Analysis of Implications: A New Frontier of Resistance
The paradox of AI represents a fundamental challenge to the global climate strategy. On one hand, the world needs the environmental data and stewardship that AI can provide to meet Paris Agreement targets. On the other hand, the "solution" is currently built on a foundation of extraction that targets the very people who protect 80% of the world’s remaining biodiversity.
If the tech industry continues its current path, it may face a global backlash from Indigenous movements similar to the protests against oil pipelines and large-scale hydroelectric dams. The concept of "Green Colonialism"—where environmental goals are pursued at the expense of Indigenous rights—is now being joined by "Digital Colonialism."
To resolve this paradox, a shift in AI design is required. This would involve moving away from "brute force" AI—which requires ever-larger datasets and more power—toward "frugal AI" or "edge computing" models that can operate locally with minimal energy and water requirements. Furthermore, the tech industry must accept that some areas should be "off-limits" for resource extraction, regardless of the demand for AI hardware.

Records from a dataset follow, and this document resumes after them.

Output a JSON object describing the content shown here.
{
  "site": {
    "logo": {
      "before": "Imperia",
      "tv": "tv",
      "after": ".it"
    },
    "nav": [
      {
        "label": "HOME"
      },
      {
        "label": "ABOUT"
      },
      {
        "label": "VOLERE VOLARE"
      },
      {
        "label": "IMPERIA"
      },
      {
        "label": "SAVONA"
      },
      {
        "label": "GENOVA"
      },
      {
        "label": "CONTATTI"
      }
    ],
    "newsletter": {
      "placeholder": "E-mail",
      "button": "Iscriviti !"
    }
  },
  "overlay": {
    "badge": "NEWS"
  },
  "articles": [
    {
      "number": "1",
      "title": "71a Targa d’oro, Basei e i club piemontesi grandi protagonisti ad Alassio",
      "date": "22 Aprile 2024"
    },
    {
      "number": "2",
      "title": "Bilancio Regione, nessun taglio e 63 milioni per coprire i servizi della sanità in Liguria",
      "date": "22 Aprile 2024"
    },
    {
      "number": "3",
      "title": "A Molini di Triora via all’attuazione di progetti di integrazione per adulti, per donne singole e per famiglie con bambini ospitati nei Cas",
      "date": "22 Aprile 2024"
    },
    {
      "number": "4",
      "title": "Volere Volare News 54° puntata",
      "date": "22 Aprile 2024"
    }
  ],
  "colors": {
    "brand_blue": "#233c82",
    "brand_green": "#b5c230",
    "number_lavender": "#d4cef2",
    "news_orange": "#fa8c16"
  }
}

As Ibrahim concluded in her address to the UN, AI becomes harmful the moment it is imposed. For AI to truly serve as an ally to the planet, it must be stripped of its extractive baggage and placed firmly in the hands of those who have proven their ability to care for the Earth for generations. The future of global conservation may well depend on whether the "smart" technology of the 21st century can finally learn to respect the ancient wisdom of the world’s original stewards.